Comparatively, we found that NTM can act as clinical signature for both LUAD and LUSC, the entry of 488 patients with not altered status has better clinical outcomes than the altered entry; SIGLEC12 also works as signature for LUAD and LUSC, but the entry in LUAD with altered status has worse clinical outcome than that in LUSC; similarly, for TNXB, the entry in LUAD with altered status has worse clinical outcome; and LIMCH1 in LUSC indicates a better outcome for 487 patients with altered status.

Generally, the analyses reveal that the four gene candidates can work as potential lung cancer biomarkers, and TNXB and LIMCH1 are specifically to LUAD and LUSC, respectively.

4. Discussion and Conclusion

Intercellular crosstalk effects between DNA methylation and lncRNA regulation remain open questions in carcinoma epigenetics, although both epigenetic regulations are commonly regarded as important factors in cell differentiation and development processes.

We present an application toolkit MetLnc in integration and annotation for DNA methylation and lncRNA, thus to comprehensively analyze differentially methylated loci (regions) and lncRNA transcription through deep interrogation. MetLnc provides multiple versatile functions for investigating and annotating DNA methylation profiles.

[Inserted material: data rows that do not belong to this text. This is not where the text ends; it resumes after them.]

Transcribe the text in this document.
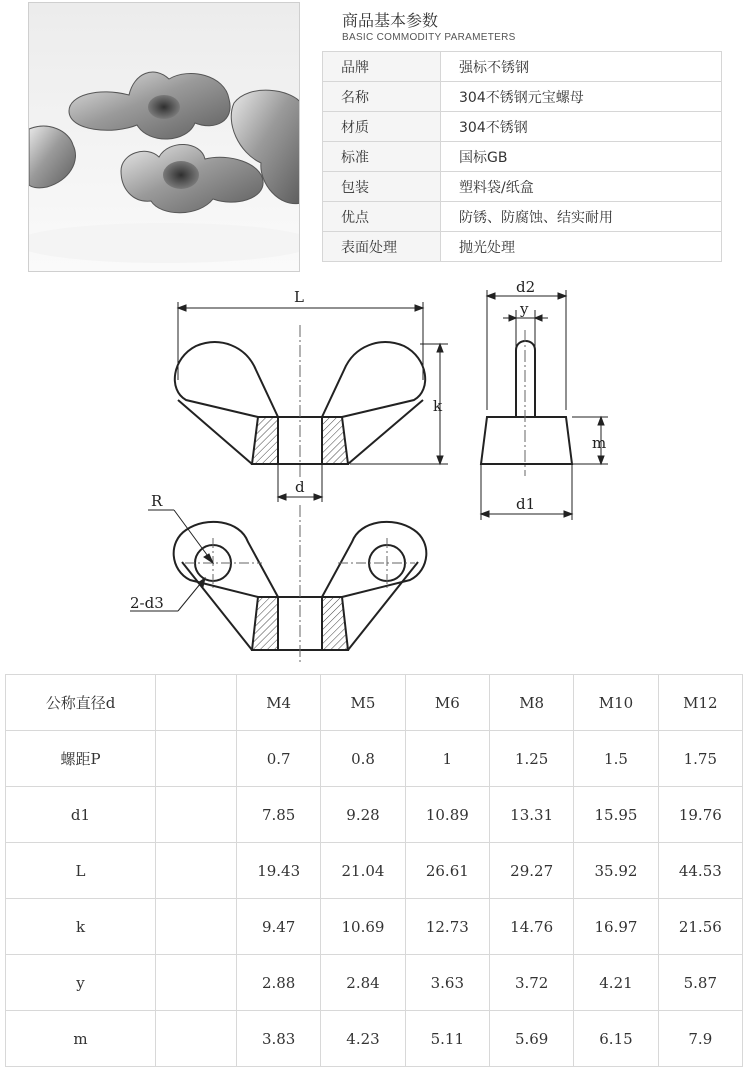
商品基本参数
BASIC COMMODITY PARAMETERS
品牌	强标不锈钢
名称	304不锈钢元宝螺母
材质	304不锈钢
标准	国标GB
包装	塑料袋/纸盒
优点	防锈、防腐蚀、结实耐用
表面处理	抛光处理
L
k
d
d2
y
m
d1
R
2-d3
公称直径d		M4	M5	M6	M8	M10	M12
螺距P		0.7	0.8	1	1.25	1.5	1.75
d1		7.85	9.28	10.89	13.31	15.95	19.76
L		19.43	21.04	26.61	29.27	35.92	44.53
k		9.47	10.69	12.73	14.76	16.97	21.56
y		2.88	2.84	3.63	3.72	4.21	5.87
m		3.83	4.23	5.11	5.69	6.15	7.9
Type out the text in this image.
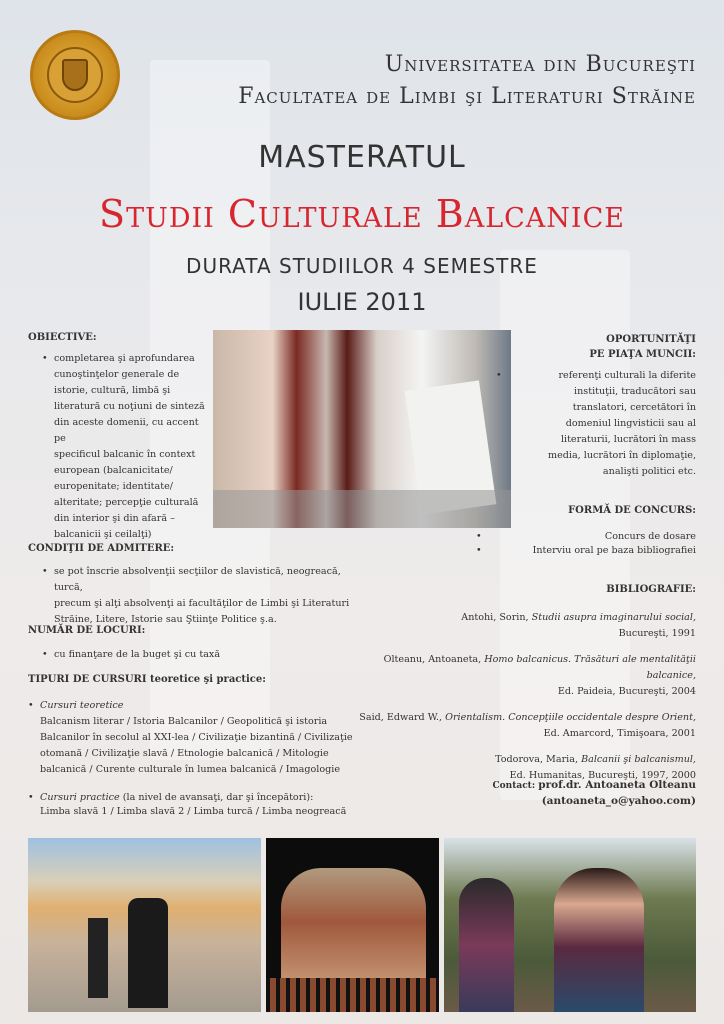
Universitatea din Bucureşti
Facultatea de Limbi şi Literaturi Străine
MASTERATUL
Studii Culturale Balcanice
DURATA STUDIILOR 4 SEMESTRE
IULIE 2011
OBIECTIVE:
• completarea şi aprofundarea
cunoştinţelor generale de
istorie, cultură, limbă şi
literatură cu noţiuni de sinteză
din aceste domenii, cu accent pe
specificul balcanic în context
european (balcanicitate/
europenitate; identitate/
alteritate; percepţie culturală
din interior şi din afară –
balcanicii şi ceilalţi)
CONDIŢII DE ADMITERE:
• se pot înscrie absolvenţii secţiilor de slavistică, neogreacă, turcă,
precum şi alţi absolvenţi ai facultăţilor de Limbi şi Literaturi
Străine, Litere, Istorie sau Ştiinţe Politice ş.a.
NUMĂR DE LOCURI:
• cu finanţare de la buget şi cu taxă
TIPURI DE CURSURI teoretice şi practice:
• Cursuri teoretice
Balcanism literar / Istoria Balcanilor / Geopolitică şi istoria
Balcanilor în secolul al XXI-lea / Civilizaţie bizantină / Civilizaţie
otomană / Civilizaţie slavă / Etnologie balcanică / Mitologie
balcanică / Curente culturale în lumea balcanică / Imagologie
• Cursuri practice (la nivel de avansaţi, dar şi începători):
Limba slavă 1 / Limba slavă 2 / Limba turcă / Limba neogreacă
OPORTUNITĂŢI
PE PIAŢA MUNCII:
• referenţi culturali la diferite
instituţii, traducători sau
translatori, cercetători în
domeniul lingvisticii sau al
literaturii, lucrători în mass
media, lucrători în diplomaţie,
analişti politici etc.
FORMĂ DE CONCURS:
• Concurs de dosare
• Interviu oral pe baza bibliografiei
BIBLIOGRAFIE:
Antohi, Sorin, Studii asupra imaginarului social,
Bucureşti, 1991
Olteanu, Antoaneta, Homo balcanicus. Trăsături ale mentalităţii balcanice,
Ed. Paideia, Bucureşti, 2004
Said, Edward W., Orientalism. Concepţiile occidentale despre Orient,
Ed. Amarcord, Timişoara, 2001
Todorova, Maria, Balcanii şi balcanismul,
Ed. Humanitas, Bucureşti, 1997, 2000
Contact: prof.dr. Antoaneta Olteanu
(antoaneta_o@yahoo.com)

Generally, the toolkit can act as a comprehensive approach on epigenetic omics integration and deep interrogation.

Furthermore, through benchmark with NSCLC tissue profiling resources, we interrogate differentially methylated CpG loci and lncRNA as clues for inferring crosstalk effect between DNA methylation and lncRNA regulation.

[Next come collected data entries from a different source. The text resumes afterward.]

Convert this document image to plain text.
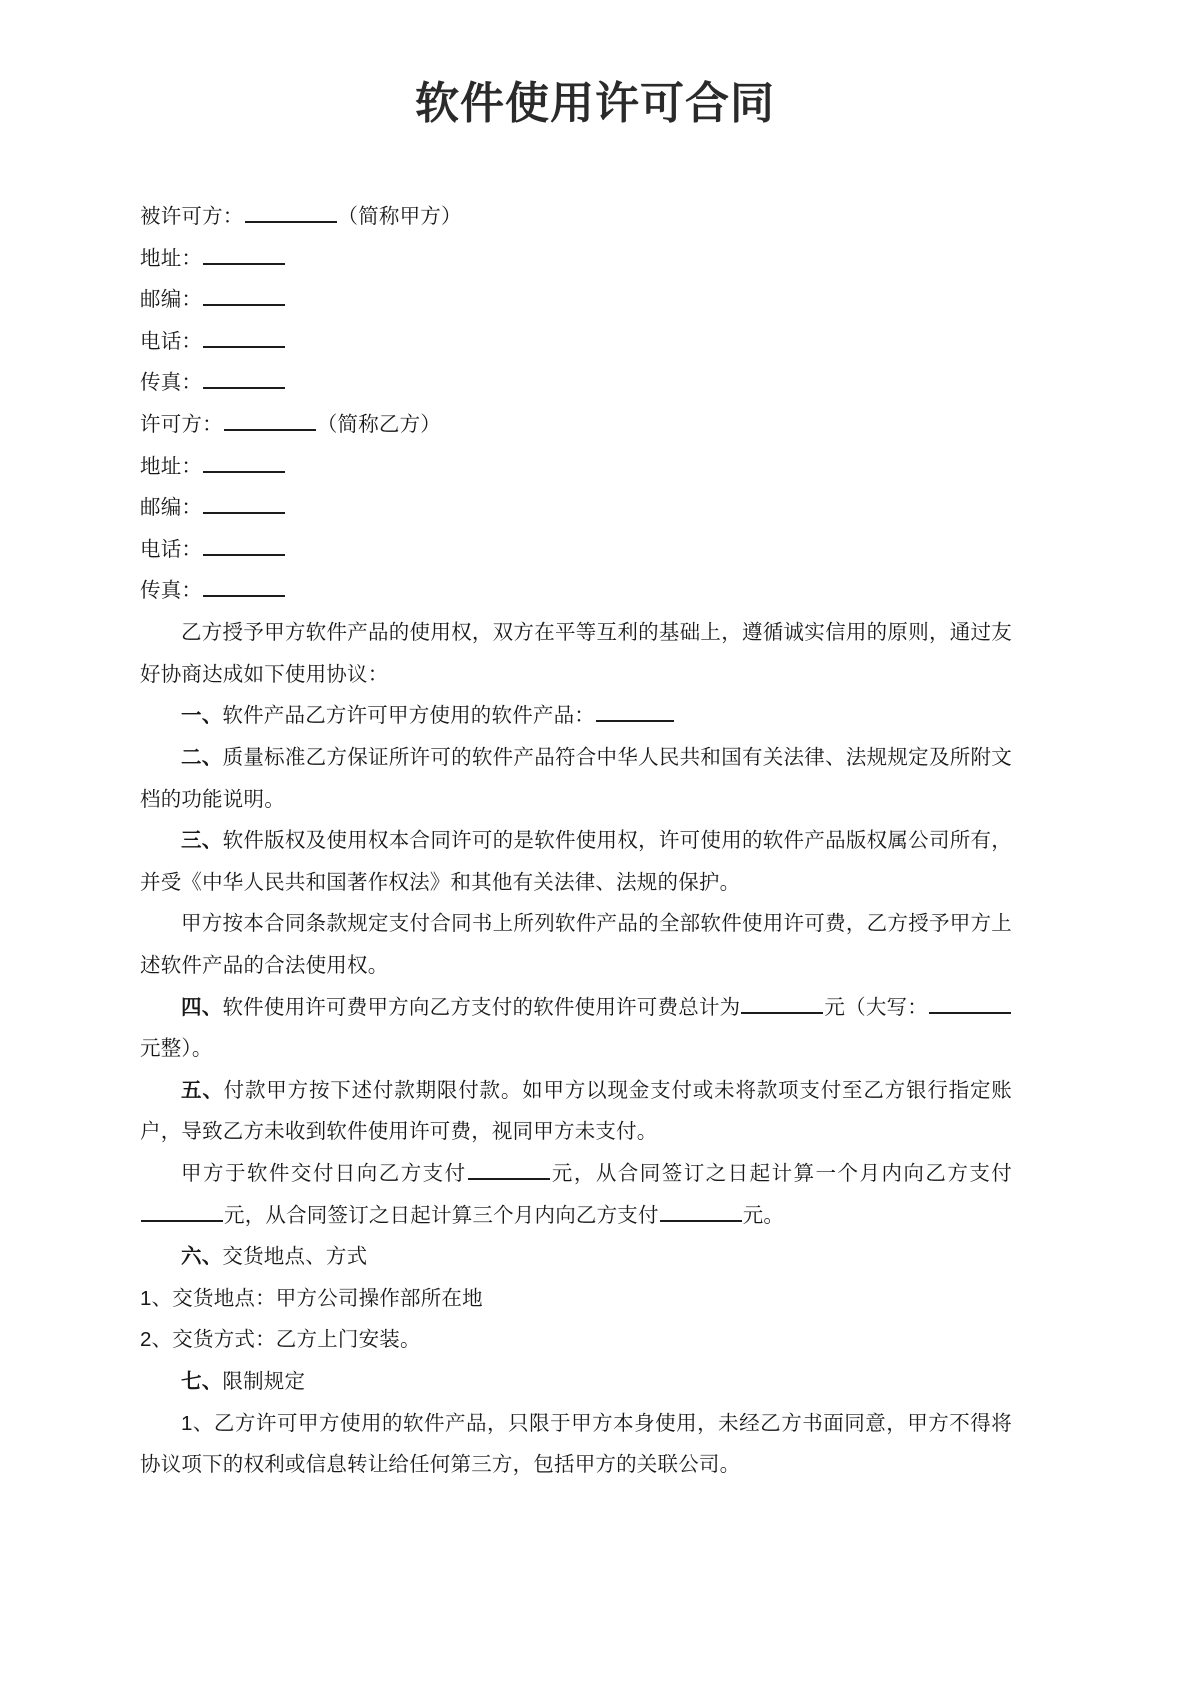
软件使用许可合同

被许可方：	（简称甲方）

地址：

邮编：

电话：

传真：

许可方：	（简称乙方）

地址：

邮编：

电话：

传真：

乙方授予甲方软件产品的使用权，双方在平等互利的基础上，遵循诚实信用的原则，通过友好协商达成如下使用协议：

一、软件产品乙方许可甲方使用的软件产品：

二、质量标准乙方保证所许可的软件产品符合中华人民共和国有关法律、法规规定及所附文档的功能说明。

三、软件版权及使用权本合同许可的是软件使用权，许可使用的软件产品版权属公司所有，并受《中华人民共和国著作权法》和其他有关法律、法规的保护。

甲方按本合同条款规定支付合同书上所列软件产品的全部软件使用许可费，乙方授予甲方上述软件产品的合法使用权。

四、软件使用许可费甲方向乙方支付的软件使用许可费总计为	元（大写：元整）。

五、付款甲方按下述付款期限付款。如甲方以现金支付或未将款项支付至乙方银行指定账户，导致乙方未收到软件使用许可费，视同甲方未支付。

甲方于软件交付日向乙方支付	元，从合同签订之日起计算一个月内向乙方支付元，从合同签订之日起计算三个月内向乙方支付	元。

六、交货地点、方式

1、交货地点：甲方公司操作部所在地

2、交货方式：乙方上门安装。

七、限制规定

1、乙方许可甲方使用的软件产品，只限于甲方本身使用，未经乙方书面同意，甲方不得将协议项下的权利或信息转让给任何第三方，包括甲方的关联公司。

Together via the clinical association analysis with TCGA cohort resources, we further determined the clinical outcome association for the identified differentially expressed genes, which are putatively regulated by DNA methylation and lncRNA. We found the identified gene candidates can work as potential lung cancer biomarkers; especially TNXB and LIMCH1 have clinical survival specificity to LUAD and LUSC, respectively. Such discovery has meaningful implications to cancer epigenetics and further clinical trial studies.

Abbreviations

LncRNA:Long non-coding RNA
NSCLC:Non-small-cell lung carcinoma
LUAD:Lung adenocarcinoma
LUSC:Lung squamous cell carcinoma
TCGA:The Cancer Genome Atlas.

Data Availability

The data used to support the findings of this study are available from the corresponding author upon request.

Disclosure

The abstract was previously posted in ISB 2017.

Conflicts of Interest

The author declares that there are no conflicts of interest.

Acknowledgments

This work was supported by the Natural Science Foundation of Jiangsu, China (BE2016655 and BK20161196), and the Fundamental Research Funds for China Central Universities (2016B08914). This work made use of the resources by the Open Cloud Consortium- (OCC-) sponsored project, supported in part by grants from Gordon and Betty Moore Foundation and the National Science Foundation (USA) and major contributions from OCC members.